Saat dilakukan penggerebekan, pelaku melepaskan tembakan ke arah petugas. Alhasil, terjadilah baku tembak antara pelaku dan polisi.

Pelaku akhirnya terkena tembakan di bagian vital dan tewas di tempat. Untuk keperluan pemeriksaan forensik, mayat pelaku dibawa ke kamar mayat RS Bhayangkara Mohammad Hasan Palembang.

Polisi Sita Sepucuk Senjata Api

Kasatreskrim Polres Banyuasin AKP Harry Dinar mengungkapkan, pelaku merupakan tersangka terakhir yang menjadi buronan atas tewasnya pasutri SN (55) dan SR (49).

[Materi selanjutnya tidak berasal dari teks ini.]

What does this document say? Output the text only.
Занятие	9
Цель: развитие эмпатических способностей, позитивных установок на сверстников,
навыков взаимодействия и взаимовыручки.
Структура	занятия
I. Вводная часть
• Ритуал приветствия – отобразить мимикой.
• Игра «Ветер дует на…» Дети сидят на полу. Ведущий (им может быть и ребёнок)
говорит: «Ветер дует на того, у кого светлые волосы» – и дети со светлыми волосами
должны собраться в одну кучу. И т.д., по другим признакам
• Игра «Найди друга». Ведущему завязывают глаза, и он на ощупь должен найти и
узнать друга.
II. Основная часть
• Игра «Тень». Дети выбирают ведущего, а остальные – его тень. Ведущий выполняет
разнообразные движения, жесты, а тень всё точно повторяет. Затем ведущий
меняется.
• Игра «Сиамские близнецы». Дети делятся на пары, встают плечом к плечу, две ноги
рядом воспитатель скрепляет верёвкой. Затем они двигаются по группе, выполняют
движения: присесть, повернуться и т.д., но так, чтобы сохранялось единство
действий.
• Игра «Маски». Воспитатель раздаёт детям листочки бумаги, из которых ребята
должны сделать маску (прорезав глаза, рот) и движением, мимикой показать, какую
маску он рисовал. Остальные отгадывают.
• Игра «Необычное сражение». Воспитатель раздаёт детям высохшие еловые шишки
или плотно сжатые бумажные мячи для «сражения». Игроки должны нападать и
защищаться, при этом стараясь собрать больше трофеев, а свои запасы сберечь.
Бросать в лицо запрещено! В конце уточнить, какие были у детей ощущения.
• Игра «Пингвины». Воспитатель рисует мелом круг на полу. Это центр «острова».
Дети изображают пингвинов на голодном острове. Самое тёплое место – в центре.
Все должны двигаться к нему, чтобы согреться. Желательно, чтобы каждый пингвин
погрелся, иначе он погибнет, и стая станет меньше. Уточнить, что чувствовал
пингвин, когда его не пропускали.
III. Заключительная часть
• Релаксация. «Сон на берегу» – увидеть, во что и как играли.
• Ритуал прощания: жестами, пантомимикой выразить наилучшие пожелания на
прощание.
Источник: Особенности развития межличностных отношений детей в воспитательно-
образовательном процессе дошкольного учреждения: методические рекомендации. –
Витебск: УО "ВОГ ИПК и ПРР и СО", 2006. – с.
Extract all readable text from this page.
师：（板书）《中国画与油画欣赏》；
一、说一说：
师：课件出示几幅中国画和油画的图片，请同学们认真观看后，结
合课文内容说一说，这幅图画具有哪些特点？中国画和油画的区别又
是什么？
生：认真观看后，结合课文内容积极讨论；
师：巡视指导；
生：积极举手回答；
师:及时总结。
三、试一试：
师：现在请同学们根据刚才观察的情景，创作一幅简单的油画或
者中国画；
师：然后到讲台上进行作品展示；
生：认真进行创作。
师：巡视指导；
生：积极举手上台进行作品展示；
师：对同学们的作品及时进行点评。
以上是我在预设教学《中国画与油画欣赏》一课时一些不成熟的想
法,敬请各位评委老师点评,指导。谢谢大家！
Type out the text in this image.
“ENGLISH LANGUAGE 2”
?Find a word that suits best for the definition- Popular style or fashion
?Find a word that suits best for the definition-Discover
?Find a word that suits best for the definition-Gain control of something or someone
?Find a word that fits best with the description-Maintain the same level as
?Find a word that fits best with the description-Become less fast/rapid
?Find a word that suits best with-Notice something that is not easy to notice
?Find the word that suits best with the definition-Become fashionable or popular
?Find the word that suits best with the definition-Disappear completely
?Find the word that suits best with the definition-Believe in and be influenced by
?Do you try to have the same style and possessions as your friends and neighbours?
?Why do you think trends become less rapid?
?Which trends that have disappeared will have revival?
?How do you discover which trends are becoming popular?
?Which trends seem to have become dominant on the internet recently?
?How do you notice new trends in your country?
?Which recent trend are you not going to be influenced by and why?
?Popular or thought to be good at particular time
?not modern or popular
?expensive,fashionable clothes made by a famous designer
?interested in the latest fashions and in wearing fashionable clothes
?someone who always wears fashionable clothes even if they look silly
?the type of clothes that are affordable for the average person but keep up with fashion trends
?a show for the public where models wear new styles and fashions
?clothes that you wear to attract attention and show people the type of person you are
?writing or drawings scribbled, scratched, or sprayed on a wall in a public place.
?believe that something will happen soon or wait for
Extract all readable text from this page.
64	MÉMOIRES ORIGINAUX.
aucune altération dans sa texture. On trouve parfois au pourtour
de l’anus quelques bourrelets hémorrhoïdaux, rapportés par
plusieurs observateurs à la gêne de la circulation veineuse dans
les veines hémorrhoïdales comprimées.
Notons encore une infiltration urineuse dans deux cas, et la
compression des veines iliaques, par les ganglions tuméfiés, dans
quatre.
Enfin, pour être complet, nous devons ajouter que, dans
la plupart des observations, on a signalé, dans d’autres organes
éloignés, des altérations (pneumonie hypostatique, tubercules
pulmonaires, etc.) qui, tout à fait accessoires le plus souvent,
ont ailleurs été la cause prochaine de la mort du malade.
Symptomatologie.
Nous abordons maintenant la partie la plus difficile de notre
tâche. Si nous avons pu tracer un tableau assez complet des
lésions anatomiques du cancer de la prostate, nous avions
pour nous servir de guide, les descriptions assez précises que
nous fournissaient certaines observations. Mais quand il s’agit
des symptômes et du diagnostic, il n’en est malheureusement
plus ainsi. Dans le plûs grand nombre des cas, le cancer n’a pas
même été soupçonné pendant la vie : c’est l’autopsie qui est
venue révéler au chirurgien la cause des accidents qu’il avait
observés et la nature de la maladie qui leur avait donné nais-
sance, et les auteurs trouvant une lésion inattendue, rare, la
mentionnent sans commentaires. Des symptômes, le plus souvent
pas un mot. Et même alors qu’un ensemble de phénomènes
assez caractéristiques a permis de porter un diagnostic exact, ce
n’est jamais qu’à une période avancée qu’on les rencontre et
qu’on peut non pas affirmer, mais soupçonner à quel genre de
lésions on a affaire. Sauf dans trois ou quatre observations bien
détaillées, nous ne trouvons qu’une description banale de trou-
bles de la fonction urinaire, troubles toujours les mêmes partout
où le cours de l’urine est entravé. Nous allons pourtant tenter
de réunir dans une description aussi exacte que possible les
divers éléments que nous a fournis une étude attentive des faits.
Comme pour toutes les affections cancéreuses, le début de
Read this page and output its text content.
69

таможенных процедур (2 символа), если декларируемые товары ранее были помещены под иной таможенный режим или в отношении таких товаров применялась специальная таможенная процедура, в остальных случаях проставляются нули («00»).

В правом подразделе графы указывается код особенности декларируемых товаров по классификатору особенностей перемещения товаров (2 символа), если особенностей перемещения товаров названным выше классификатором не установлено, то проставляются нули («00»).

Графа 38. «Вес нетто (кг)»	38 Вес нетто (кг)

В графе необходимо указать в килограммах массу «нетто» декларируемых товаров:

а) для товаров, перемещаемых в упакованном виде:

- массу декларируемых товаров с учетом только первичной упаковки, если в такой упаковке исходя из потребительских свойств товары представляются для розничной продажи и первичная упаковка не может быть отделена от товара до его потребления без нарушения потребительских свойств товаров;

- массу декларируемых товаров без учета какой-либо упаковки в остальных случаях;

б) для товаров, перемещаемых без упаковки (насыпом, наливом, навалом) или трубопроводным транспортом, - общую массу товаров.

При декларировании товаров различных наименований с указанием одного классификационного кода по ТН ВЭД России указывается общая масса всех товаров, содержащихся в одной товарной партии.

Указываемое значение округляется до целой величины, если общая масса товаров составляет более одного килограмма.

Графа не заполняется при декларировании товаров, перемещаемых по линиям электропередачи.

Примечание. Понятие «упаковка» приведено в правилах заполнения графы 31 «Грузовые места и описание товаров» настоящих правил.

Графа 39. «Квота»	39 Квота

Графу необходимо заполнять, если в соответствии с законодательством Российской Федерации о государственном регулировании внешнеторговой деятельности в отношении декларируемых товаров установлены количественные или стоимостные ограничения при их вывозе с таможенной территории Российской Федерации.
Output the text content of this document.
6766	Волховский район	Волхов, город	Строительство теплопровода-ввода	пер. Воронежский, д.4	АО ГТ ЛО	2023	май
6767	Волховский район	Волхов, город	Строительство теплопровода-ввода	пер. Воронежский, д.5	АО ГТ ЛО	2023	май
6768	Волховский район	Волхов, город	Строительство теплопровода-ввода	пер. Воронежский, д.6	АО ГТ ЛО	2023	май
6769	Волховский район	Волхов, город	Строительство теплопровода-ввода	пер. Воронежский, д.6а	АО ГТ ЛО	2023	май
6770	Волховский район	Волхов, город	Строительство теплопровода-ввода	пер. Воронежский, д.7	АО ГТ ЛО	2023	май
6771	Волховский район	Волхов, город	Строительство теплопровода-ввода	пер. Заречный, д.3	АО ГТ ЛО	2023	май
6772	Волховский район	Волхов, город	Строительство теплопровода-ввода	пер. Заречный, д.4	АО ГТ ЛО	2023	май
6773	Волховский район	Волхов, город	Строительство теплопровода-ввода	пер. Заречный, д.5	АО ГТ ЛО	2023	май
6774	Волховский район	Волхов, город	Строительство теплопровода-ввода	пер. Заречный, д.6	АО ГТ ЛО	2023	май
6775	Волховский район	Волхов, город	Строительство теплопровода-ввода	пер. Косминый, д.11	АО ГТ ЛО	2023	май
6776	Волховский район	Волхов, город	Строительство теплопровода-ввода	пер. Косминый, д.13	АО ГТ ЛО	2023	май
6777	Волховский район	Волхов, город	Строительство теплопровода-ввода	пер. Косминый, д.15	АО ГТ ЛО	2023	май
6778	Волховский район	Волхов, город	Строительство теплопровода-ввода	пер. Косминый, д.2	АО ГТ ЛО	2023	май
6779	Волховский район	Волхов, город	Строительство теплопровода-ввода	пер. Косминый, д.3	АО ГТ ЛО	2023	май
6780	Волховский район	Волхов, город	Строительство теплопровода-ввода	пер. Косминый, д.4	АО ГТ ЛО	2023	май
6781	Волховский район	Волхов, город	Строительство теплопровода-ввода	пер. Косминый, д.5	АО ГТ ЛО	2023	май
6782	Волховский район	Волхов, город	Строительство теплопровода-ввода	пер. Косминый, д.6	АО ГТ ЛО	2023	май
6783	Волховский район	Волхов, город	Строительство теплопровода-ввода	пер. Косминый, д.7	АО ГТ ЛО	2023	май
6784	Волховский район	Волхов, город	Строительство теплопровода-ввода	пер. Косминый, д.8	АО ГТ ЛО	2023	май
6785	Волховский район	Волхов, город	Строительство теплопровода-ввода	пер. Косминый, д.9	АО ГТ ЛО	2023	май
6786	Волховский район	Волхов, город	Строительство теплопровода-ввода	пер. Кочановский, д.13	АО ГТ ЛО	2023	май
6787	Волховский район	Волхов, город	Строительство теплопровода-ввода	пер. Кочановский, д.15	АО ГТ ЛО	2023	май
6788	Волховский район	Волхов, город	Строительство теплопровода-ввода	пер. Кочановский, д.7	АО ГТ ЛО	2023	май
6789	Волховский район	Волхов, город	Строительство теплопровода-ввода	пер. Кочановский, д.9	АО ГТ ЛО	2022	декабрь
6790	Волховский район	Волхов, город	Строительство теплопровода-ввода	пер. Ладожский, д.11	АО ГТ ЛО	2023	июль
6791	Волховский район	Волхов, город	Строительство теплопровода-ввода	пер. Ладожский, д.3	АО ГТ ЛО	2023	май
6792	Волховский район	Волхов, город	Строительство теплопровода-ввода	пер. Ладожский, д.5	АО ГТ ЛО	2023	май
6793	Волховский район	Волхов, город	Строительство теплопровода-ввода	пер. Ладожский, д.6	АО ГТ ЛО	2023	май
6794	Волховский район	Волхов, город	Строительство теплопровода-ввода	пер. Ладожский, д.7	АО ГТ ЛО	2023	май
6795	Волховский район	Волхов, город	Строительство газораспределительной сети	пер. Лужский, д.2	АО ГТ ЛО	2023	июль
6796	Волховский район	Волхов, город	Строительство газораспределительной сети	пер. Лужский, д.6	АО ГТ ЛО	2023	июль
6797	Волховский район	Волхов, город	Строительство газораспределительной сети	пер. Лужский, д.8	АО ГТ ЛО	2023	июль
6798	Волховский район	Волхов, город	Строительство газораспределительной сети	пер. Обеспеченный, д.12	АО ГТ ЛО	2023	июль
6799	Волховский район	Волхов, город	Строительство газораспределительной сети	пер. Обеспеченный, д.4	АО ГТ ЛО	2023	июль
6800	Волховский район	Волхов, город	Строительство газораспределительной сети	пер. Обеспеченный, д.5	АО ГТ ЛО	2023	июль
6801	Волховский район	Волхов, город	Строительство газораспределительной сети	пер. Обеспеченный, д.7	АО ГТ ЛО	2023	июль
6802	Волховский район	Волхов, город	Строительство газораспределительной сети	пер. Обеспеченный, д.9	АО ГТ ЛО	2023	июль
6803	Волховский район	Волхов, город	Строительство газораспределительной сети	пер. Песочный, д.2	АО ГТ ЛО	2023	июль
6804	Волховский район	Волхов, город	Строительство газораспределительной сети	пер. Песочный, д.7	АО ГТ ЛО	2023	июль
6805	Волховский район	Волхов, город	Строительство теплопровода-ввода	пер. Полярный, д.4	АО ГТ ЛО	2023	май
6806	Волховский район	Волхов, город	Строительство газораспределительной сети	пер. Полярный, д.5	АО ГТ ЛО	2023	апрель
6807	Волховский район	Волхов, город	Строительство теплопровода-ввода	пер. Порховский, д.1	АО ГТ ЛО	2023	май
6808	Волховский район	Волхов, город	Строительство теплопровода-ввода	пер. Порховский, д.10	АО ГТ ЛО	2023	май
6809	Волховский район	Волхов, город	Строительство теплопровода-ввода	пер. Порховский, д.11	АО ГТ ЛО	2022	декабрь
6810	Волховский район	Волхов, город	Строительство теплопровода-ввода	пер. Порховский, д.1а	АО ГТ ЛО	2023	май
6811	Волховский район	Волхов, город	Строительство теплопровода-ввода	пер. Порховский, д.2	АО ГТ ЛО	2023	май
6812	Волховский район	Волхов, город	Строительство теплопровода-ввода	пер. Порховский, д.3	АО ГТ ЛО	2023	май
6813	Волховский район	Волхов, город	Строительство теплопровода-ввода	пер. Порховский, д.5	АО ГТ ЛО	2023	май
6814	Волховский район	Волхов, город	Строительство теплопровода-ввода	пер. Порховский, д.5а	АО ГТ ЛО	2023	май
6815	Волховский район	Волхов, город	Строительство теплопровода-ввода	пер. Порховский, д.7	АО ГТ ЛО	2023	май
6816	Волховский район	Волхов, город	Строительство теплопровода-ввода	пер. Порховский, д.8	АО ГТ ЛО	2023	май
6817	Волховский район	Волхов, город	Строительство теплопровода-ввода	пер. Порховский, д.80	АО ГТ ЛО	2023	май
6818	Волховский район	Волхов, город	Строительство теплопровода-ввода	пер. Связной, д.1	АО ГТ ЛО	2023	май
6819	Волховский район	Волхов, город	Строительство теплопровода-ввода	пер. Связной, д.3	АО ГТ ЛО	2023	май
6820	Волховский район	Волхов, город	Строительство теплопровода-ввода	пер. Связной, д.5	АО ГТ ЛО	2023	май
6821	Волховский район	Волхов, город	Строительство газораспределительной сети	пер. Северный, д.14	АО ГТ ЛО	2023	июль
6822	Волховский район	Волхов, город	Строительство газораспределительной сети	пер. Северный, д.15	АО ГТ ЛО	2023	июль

Sementara empat temannya, yakni YD (43), KAI (49), RS (16), dan MG (37), sedang menjalani pemeriksaan.

"Pelaku KV tewas saat penangkapan, dia menembak petugas tapi tidak kena," ungkap Harry.

Dalam penangkapan itu, polisi mengamankan sepucuk senjata api rakitan berbentuk revolver dengan gagang putih. Selanjutnya jenazah akan diserahkan ke pihak keluarga untuk dimakamkan.

Motif Dendam

Diketahui, warga Desa Nunggal Sari, Kecamatan Pulau Rimau, Banyuasin, geger dengan adanya perampokan yang dialami tetangganya. Bahkan, kejahatan itu menyebabkan dua korban tewas.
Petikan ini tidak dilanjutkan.